Birthday Musings

Apr 01, 2010 19:03


Today I turned the Big 5-0.  I have no problems telling my age. I'm happy I made it is this far.  ElsaF flew in to help me celebrate.  We just got back from seeing How to Train Your Dragon (thumbs up).  Now she's in the kitchen starting the celebratory feast: roast lamb, asparagus soup, carrots, salad, and for dessert, fruit compote with rice dream ice cream.  I shall sip Riesling.  So this gives me time to seriously blog and reflect.

Looking back, I've realized my outlook is much different from when I turned 40.  Then I was still gripped in the throes of expectations I had for myself.  I recall my 30's as The Therapy Years.  Lots and lots of therapy in which I learned to stop blaming my dysfunctional childhood and take responsibilty for my own choices or non-choices, as the case may be.  I'd let go a multitude of expectations of the way my life should progress on a daily basis but still clung to what I considered the big picture: I should be married, have children, working a high prestige job raking in the big money.  I was supposed to have oodles of friends and living large.  I didn't have a sense of who I was and used other people as benchmarks for whatever milestones I imagined I should have surpassed.  I hated looking in the alumni magazine and reading that my classmates made partner at some big firm; were married and had two kids, a house and a dog; and ran a non-for-profit agency on the side.  I hated my job and disliked most of my coworkers. I couldn't find a church and wondered why I couldn't be spiritually happy like my born-again cousin.  I was convinced I didn't have alot of friends because there was something wrong with me.    I recall my only big goal at the time: if I was married by the time I was 40, I would adopt.  Truth be told, that was not because I was answering some biological/emotional imperative, but so that I might have somebody to care for me in old age.

No, my head wasn't in a good place.

Thankfully I had enough sense to realize I had no business foisting my issues on an innocent child and that I hardly had enough patience caring for a dog much less raising a reasonably sane functional human being.  I also knew any relationship would be unhealthy as long as I made him responsible for my happiness.  So I spent my 40's trying to show myself that I could what I thought I wanted with just a little more mettle.  I started a bankruptcy practice on the side with a colleague with whom I never should have partnered.  I took a temporary promotion to a managerial position where I liked the challenge but disliked how I was ordered to treat the rank and file, before I was done out of the job by internal politics.  I moved to a new place but in the most non-proactive and stupid way possible.  So after these "disasters" I emotionally bottomed out and spent over five years feeling angry, depressed and sorry for myself.   I felt a failure because I hadn't met all the lofty expectations I'd set up.

Of course, the mental image wasn't true.  Eventually, the march of time caught up to my skewed sense of reality.  Those other people I used as benchmarks?  A lot of them are divorced, their half grown kids are horror stories, they want out of their pressure cooker 60+ hour a week jobs (or lost them), and they are about to default on the mortgages for their suburban McMansions. They complained their friends were in the same boat.  The people I envisioned as being so happy really were not.

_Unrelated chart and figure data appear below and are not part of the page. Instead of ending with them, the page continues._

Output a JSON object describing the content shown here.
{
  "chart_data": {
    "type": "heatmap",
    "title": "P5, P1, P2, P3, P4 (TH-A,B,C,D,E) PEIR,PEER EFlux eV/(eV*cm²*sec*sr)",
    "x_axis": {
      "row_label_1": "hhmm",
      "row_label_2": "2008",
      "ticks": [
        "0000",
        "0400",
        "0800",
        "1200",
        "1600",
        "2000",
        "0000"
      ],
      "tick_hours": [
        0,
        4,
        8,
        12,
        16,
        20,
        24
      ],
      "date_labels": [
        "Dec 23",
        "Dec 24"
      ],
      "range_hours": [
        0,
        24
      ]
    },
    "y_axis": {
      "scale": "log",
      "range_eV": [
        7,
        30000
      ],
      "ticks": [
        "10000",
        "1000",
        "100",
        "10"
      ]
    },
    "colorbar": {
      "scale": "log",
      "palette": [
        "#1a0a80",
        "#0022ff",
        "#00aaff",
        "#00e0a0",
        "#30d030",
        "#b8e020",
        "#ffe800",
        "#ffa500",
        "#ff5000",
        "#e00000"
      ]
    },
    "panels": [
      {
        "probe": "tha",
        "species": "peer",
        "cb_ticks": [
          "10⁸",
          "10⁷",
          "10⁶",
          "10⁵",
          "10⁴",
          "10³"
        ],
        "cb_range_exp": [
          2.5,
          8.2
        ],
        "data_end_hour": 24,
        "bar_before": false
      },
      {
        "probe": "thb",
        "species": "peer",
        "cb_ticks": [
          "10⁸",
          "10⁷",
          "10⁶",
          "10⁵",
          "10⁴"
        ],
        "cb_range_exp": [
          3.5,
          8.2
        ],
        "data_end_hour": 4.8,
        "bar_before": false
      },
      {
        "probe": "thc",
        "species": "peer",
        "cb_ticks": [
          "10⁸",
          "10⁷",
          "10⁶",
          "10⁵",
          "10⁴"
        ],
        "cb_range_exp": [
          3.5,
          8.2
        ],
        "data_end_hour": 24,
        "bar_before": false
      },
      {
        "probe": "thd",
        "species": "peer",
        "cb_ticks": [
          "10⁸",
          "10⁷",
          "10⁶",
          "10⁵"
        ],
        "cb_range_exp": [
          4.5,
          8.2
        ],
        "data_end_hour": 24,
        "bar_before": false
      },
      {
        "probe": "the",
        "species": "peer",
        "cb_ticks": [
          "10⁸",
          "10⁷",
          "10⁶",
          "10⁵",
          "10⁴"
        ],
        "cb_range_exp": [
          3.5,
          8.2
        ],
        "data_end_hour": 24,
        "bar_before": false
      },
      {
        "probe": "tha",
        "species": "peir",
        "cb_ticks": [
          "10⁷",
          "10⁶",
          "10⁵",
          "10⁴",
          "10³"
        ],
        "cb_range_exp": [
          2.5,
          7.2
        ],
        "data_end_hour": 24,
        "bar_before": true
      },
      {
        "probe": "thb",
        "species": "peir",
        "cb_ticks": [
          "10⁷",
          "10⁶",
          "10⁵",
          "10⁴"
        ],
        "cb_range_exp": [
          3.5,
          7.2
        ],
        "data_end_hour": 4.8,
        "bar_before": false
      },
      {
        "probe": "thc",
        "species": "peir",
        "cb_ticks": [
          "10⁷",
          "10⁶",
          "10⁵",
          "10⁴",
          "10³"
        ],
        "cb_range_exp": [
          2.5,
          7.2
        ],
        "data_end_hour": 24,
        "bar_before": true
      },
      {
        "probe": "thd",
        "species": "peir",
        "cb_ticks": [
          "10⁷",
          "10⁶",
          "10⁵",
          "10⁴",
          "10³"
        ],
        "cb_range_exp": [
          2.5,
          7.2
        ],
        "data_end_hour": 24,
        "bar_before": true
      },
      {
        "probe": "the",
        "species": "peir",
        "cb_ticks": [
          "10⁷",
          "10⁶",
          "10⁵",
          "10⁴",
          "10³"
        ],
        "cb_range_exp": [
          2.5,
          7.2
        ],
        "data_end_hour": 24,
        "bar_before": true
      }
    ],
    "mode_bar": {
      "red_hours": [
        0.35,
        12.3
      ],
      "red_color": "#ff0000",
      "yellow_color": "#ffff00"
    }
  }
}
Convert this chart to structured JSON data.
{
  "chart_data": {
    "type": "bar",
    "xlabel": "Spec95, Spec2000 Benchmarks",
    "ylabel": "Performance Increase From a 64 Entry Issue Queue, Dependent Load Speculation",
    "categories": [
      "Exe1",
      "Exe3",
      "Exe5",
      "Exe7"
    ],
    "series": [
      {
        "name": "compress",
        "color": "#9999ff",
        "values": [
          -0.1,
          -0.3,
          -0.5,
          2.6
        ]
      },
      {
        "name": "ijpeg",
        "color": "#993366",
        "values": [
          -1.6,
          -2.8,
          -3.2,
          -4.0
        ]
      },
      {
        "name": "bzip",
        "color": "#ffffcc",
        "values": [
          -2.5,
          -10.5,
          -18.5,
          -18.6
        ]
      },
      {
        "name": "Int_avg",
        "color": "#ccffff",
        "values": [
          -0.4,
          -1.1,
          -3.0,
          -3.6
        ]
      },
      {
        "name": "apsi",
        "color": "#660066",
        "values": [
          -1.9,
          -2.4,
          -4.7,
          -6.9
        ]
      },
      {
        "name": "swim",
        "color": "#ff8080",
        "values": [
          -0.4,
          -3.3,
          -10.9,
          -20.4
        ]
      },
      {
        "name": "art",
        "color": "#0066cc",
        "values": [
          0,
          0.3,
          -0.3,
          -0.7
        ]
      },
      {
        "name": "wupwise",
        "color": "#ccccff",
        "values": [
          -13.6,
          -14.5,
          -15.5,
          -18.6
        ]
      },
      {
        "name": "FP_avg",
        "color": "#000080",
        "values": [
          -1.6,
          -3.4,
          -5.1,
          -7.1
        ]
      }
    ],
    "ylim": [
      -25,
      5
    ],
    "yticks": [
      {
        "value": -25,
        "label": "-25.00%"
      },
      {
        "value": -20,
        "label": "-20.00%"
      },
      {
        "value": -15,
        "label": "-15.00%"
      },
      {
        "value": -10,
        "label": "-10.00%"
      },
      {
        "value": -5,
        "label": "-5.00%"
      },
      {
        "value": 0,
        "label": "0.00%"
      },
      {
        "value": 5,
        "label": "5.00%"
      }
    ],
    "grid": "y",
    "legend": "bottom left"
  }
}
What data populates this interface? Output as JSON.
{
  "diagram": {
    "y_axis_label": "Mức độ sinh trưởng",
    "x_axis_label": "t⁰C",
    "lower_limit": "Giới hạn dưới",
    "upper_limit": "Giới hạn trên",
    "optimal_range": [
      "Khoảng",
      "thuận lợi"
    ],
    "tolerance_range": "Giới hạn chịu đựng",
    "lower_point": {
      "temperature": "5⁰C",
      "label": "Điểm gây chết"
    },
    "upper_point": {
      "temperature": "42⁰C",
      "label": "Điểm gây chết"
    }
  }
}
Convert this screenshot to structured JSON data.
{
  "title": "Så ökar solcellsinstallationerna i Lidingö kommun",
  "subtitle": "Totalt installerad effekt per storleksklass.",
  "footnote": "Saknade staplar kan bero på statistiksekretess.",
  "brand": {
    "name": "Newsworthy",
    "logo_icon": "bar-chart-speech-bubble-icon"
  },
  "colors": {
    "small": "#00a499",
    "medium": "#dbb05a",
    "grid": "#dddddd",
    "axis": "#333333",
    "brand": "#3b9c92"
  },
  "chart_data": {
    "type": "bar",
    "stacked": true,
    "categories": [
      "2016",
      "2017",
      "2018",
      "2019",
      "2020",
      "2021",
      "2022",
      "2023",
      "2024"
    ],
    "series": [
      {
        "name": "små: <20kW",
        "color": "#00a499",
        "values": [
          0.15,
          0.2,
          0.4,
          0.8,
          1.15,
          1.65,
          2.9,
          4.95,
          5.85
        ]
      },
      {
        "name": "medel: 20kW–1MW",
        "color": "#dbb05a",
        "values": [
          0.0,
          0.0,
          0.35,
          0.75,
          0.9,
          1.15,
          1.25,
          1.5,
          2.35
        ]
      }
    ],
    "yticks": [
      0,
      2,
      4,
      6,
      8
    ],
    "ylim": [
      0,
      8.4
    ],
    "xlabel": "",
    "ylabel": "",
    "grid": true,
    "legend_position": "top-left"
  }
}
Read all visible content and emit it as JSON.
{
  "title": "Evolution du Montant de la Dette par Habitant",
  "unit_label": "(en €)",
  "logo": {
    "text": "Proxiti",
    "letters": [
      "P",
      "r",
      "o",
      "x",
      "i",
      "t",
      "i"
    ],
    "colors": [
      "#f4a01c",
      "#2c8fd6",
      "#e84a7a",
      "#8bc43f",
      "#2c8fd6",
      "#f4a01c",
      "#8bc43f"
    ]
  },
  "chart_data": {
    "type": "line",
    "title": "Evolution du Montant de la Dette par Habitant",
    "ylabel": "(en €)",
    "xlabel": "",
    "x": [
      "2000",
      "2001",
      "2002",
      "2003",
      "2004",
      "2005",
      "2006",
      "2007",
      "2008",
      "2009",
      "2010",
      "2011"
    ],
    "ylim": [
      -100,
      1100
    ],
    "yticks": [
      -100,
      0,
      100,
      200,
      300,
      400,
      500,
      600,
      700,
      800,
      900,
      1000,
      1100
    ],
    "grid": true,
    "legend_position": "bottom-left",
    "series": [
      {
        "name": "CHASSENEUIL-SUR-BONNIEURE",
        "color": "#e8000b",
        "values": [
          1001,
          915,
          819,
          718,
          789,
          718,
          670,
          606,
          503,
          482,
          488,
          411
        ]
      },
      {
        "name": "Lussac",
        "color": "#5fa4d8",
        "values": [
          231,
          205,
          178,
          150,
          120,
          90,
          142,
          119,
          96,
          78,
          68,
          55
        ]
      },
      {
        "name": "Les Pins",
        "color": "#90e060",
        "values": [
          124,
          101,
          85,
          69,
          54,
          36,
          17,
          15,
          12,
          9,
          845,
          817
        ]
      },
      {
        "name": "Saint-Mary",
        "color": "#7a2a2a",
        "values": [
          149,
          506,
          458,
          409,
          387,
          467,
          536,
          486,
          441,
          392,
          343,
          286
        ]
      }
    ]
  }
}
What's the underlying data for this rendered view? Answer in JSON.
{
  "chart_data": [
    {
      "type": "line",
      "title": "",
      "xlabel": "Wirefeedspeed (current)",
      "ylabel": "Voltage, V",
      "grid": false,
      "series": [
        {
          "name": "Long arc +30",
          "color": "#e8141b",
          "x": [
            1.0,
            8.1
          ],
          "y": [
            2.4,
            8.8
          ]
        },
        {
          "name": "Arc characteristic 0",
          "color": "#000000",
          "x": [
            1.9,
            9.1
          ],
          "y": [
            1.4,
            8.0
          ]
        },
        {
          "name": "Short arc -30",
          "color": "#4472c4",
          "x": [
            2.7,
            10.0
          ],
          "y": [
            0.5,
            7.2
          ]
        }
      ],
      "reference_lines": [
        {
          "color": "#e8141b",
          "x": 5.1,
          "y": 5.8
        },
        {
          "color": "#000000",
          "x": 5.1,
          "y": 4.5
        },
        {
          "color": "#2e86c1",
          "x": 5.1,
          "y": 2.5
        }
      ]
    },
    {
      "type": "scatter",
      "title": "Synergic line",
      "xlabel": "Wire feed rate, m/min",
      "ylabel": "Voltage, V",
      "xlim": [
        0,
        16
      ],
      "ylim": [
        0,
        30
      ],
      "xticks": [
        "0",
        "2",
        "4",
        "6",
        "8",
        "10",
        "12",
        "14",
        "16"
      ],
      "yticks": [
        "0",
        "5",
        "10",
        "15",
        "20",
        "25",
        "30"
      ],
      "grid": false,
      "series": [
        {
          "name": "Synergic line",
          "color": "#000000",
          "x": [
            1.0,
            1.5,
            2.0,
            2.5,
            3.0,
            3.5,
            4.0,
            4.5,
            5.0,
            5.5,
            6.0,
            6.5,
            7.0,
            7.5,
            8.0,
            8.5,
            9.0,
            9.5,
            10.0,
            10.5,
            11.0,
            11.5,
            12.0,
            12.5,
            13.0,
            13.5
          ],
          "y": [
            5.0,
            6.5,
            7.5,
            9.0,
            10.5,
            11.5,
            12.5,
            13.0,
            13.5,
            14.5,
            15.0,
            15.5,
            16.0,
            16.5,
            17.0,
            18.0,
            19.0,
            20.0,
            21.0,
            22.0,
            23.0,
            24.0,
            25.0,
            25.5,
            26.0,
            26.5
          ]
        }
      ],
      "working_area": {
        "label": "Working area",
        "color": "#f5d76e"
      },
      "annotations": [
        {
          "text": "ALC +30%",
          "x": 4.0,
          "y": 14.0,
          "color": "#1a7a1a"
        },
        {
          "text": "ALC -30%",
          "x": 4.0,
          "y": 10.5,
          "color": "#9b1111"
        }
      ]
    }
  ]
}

What happened with me? Perseverence won out and I finally got a permanent promotion do an earlier position that didn't involve screwing other people.  After swallowing my pride, I realized I actually don't like private practice. I'm well paid, work 40 hours, and can vacation whenever I want.  I have two dogs and that's perfectly fine.  I never really "wanted" children; it was all about societal pressure and a certain selfishness.  I veer between being an atheist and a secular humanist and the world didn't end on this revelation.  I have no more friends than before but they are all true, good ones with not a toxic one in the bunch.  I actually function better with a few good friends than with a bunch of people because frankly being around too many people for too long is mentally exhausting.  I fully understand everything I do or not do is my choice and nobody else's.  I could start dating again if I chose, but I'd be perfectly fine living alone. He will have to be special for me to give up my independence.  Aside from the usual human failings, there is really nothing seriously wrong me.  Even my depression doesn't feel like the enemy any more.  I'm healthy, trimming down and getting fit.

So funnily enough, all those expectations I put on myself really didn't reflect my true nature.  As I sit here typing at age 50, I muse that I spent my 30's fixating on how bad things used to be and my 40's fixating on how good things still weren't.  Hopefully I can concentrate on how things are, here and now, which is pretty damn good.  I "am" living large, just not according to that damn script in my head.  I'm impressed anew by my therapist's words: everything I do or don't, is a choice.  So I choose not to dwell on all the things I did or didn't do fixating on what wasn't even true for me.  If I hadn't gone through all that, I wouldn't understand myself better now.  Not perfectly, but better.

They say life begins at 50.  So that's what they meant.